She orders Mother about as if she were a child. Mother does look very young, as I have said. She ought, and so ought Aunt Gerty, considering the trouble they both take to keep the cloven hoof of age off their faces. They go to bed with poultices of oatmeal on them, and Aunt Gerty once tried the raw-beef plaster. But what she does in the night she undoes in the day, with the grease paint and sticky messes that are part of her profession.
She lives with us except when she is on tour, and is only here when she is “resting” in the Era, and all that time she is dreadfully cross, because she would rather be doing than resting, for “resting” is only a polite way of saying no one has wanted to engage her, and that she is “out of a shop,” which all actresses hate.
CHAPTER III
I HAVE forced George’s hand, so I am told, and neither he nor mother take any notice of me.
But Aunt Gerty hugged me all over when she heard what I had done, and scolded Mother for not being nice to me.

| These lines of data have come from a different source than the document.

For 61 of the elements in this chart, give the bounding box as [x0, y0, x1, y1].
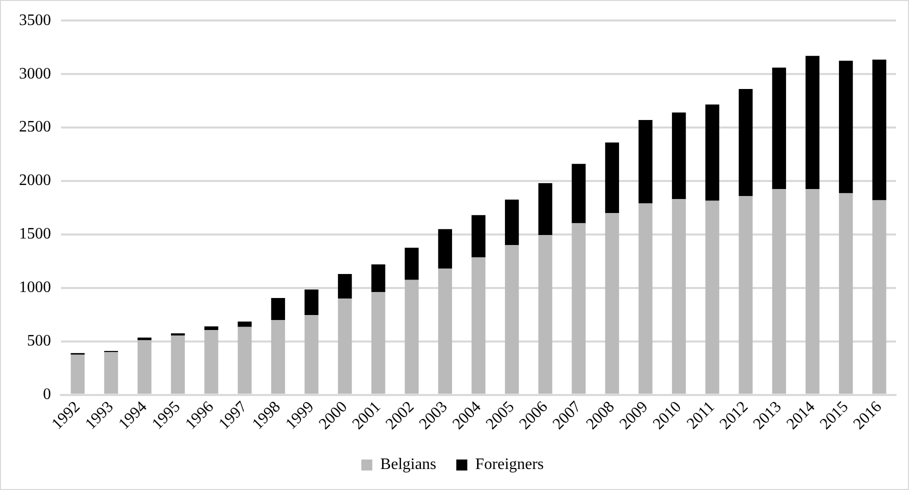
x-tick-label: 1999	[282, 398, 318, 434]
bar	[304, 289, 318, 316]
bar	[638, 203, 652, 394]
y-tick-label: 2000	[19, 172, 51, 190]
bar	[371, 264, 386, 292]
bar	[705, 200, 720, 394]
bar	[738, 196, 753, 394]
bar	[806, 56, 820, 189]
bar	[806, 188, 820, 394]
bar	[672, 112, 686, 200]
bar	[472, 215, 486, 258]
bar	[504, 245, 519, 394]
bar	[338, 298, 352, 394]
bar	[605, 142, 620, 214]
bar	[438, 268, 452, 394]
bar	[338, 274, 352, 299]
bar	[772, 68, 786, 189]
bar	[371, 292, 386, 394]
y-tick-label: 2500	[19, 118, 51, 136]
y-tick-label: 0	[43, 386, 51, 403]
y-tick-label: 3500	[19, 12, 51, 29]
bar	[104, 352, 118, 394]
bar	[438, 229, 452, 269]
bar	[271, 320, 286, 394]
bar	[738, 89, 753, 196]
bar	[404, 248, 419, 280]
y-tick-label: 1500	[19, 226, 51, 243]
bar	[605, 213, 620, 394]
bar	[271, 298, 286, 320]
bar	[538, 183, 552, 235]
bar	[638, 120, 652, 204]
bar	[238, 326, 252, 394]
bar	[504, 200, 519, 246]
bar	[838, 193, 853, 394]
y-tick-label: 1000	[19, 279, 51, 296]
bar	[705, 104, 720, 201]
bar	[838, 60, 853, 194]
legend-label: Belgians	[380, 456, 436, 474]
bar	[204, 326, 218, 330]
bar	[70, 354, 85, 394]
bar	[538, 234, 552, 394]
bar	[170, 335, 185, 394]
y-tick-label: 500	[27, 332, 51, 350]
bar	[872, 60, 886, 200]
y-tick-label: 3000	[19, 65, 51, 82]
bar	[238, 322, 252, 327]
bar	[404, 280, 419, 394]
bar	[472, 257, 486, 394]
bar	[304, 315, 318, 394]
bar	[138, 340, 152, 394]
bar	[772, 188, 786, 394]
bar	[572, 223, 586, 394]
bar	[204, 330, 218, 394]
bar	[872, 200, 886, 394]
bar	[672, 199, 686, 394]
x-tick-label: 2011	[684, 398, 718, 433]
bar	[572, 164, 586, 224]
legend-label: Foreigners	[475, 456, 544, 474]
bar	[138, 338, 152, 340]
x-tick-label: 2001	[349, 398, 384, 434]
x-tick-label: 1992	[48, 398, 84, 434]
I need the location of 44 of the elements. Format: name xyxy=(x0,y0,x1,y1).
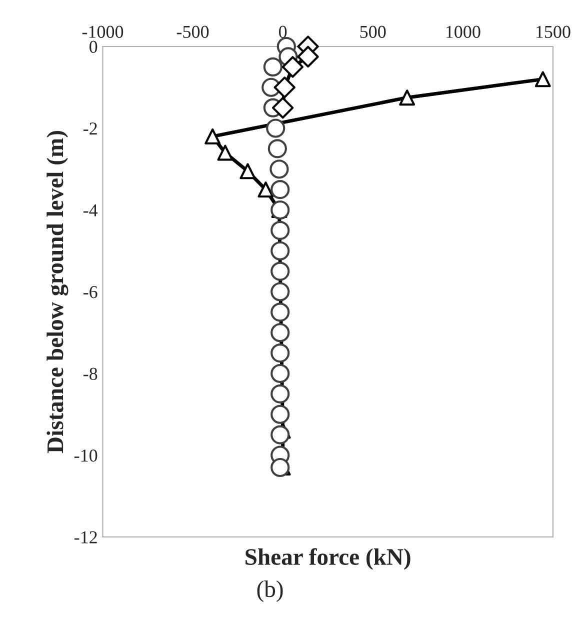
point xyxy=(270,200,290,220)
y-tick-label: 0 xyxy=(90,40,98,53)
point xyxy=(534,71,551,88)
point xyxy=(399,90,416,106)
point xyxy=(270,180,290,200)
point xyxy=(268,139,287,158)
point xyxy=(240,163,256,180)
y-tick-label: -2 xyxy=(83,122,97,135)
y-tick-label: -12 xyxy=(74,531,97,544)
point xyxy=(263,57,282,76)
point xyxy=(270,262,290,281)
x-tick-label: 500 xyxy=(360,26,386,38)
point xyxy=(270,241,290,260)
point xyxy=(272,96,294,119)
point xyxy=(270,302,290,322)
x-tick-label: 1000 xyxy=(446,26,480,38)
point xyxy=(274,76,296,98)
point xyxy=(270,160,289,179)
y-tick-label: -8 xyxy=(83,368,98,380)
x-tick-label: -500 xyxy=(176,26,209,38)
point xyxy=(266,118,286,138)
point xyxy=(270,404,290,424)
x-tick-label: 1500 xyxy=(536,26,570,38)
y-tick-label: -6 xyxy=(83,286,98,298)
point xyxy=(270,384,290,404)
point xyxy=(258,182,274,198)
point xyxy=(204,128,221,144)
point xyxy=(270,425,290,444)
point xyxy=(270,344,290,363)
x-tick-label: -1000 xyxy=(82,26,124,38)
x-axis-title: Shear force (kN) xyxy=(246,548,410,570)
point xyxy=(270,323,290,342)
y-axis-title: Distance below ground level (m) xyxy=(46,131,68,454)
point xyxy=(270,282,290,302)
point xyxy=(217,144,234,161)
point xyxy=(282,56,304,78)
text: (b) xyxy=(257,580,283,602)
point xyxy=(270,458,290,478)
y-tick-label: -4 xyxy=(83,204,98,216)
point xyxy=(270,364,290,384)
point xyxy=(297,46,319,68)
x-tick-label: 0 xyxy=(278,26,287,38)
point xyxy=(270,220,290,240)
y-tick-label: -10 xyxy=(74,450,98,462)
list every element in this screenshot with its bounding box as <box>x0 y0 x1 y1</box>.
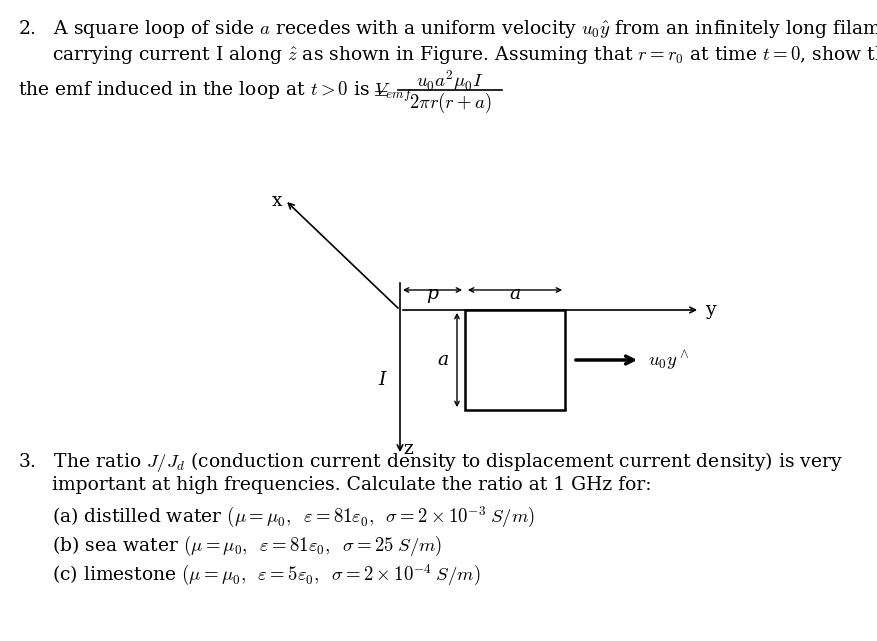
Text: y: y <box>705 301 716 319</box>
Text: a: a <box>438 351 449 369</box>
Text: 2.   A square loop of side $a$ recedes with a uniform velocity $u_0\hat{y}$ from: 2. A square loop of side $a$ recedes wit… <box>18 18 877 40</box>
Text: p: p <box>426 285 438 303</box>
Text: $2\pi r(r+a)$: $2\pi r(r+a)$ <box>409 91 491 115</box>
Text: $=$: $=$ <box>370 83 389 101</box>
Text: x: x <box>272 192 282 210</box>
Text: carrying current I along $\hat{z}$ as shown in Figure. Assuming that $r= r_0$ at: carrying current I along $\hat{z}$ as sh… <box>52 44 877 66</box>
Text: $u_0 y^\wedge$: $u_0 y^\wedge$ <box>648 348 689 372</box>
Text: (b) sea water $(\mu = \mu_0,\;\; \varepsilon = 81\varepsilon_0,\;\; \sigma = 25\: (b) sea water $(\mu = \mu_0,\;\; \vareps… <box>52 534 442 558</box>
Text: (c) limestone $(\mu = \mu_0,\;\; \varepsilon = 5\varepsilon_0,\;\; \sigma = 2\ti: (c) limestone $(\mu = \mu_0,\;\; \vareps… <box>52 563 481 588</box>
Text: important at high frequencies. Calculate the ratio at 1 GHz for:: important at high frequencies. Calculate… <box>52 476 652 494</box>
Text: I: I <box>379 371 386 389</box>
Text: z: z <box>403 440 413 458</box>
Text: a: a <box>510 285 521 303</box>
Text: the emf induced in the loop at $t > 0$ is $V_{emf}$: the emf induced in the loop at $t > 0$ i… <box>18 80 413 104</box>
Text: (a) distilled water $(\mu = \mu_0,\;\; \varepsilon = 81\varepsilon_0,\;\; \sigma: (a) distilled water $(\mu = \mu_0,\;\; \… <box>52 505 535 530</box>
Text: $u_0 a^2\mu_0 I$: $u_0 a^2\mu_0 I$ <box>417 68 484 93</box>
Bar <box>465 310 565 410</box>
Text: 3.   The ratio $J/J_d$ (conduction current density to displacement current densi: 3. The ratio $J/J_d$ (conduction current… <box>18 450 843 474</box>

“I don’t see why you need put that poor child in Coventry?” she said. “You had more need to be grateful to her than not. How much longer was it going to go on, I want to know? Hiding away his lawful wife like an old Bluebeard, and me Sister Anne boiling over and wanting to call it all from the house-tops!”
“Well, Gerty, you seem to have got it a bit mixed!” said Mother. “But, talking of Bluebeard, I always envied the first Mrs. B. the lots of cupboard room she must have had! I wonder if she was a hoarder, like me, who never have the heart to throw anything away? If I do happen to see the plans for the new house, I will speak up for lots of cupboards, and that is all I care about.”
“See the plans! Why, of course you will! Isn’t it your right? You must make a point of seeing them and putting your word in. Look after your own comfort in this world or you will jolly well find yourself out in the cold, and ‘specially with a husband like you’ve got!”
“Bother moving!” said Mother, in her dreary way that comes when she has been overdoing it, as she has lately. “It is an odious wrench; just like having all one’s teeth out at once.”
“Hadn’t need! Yours are just beautiful. One of your points, Lucy, and don’t you forget it.”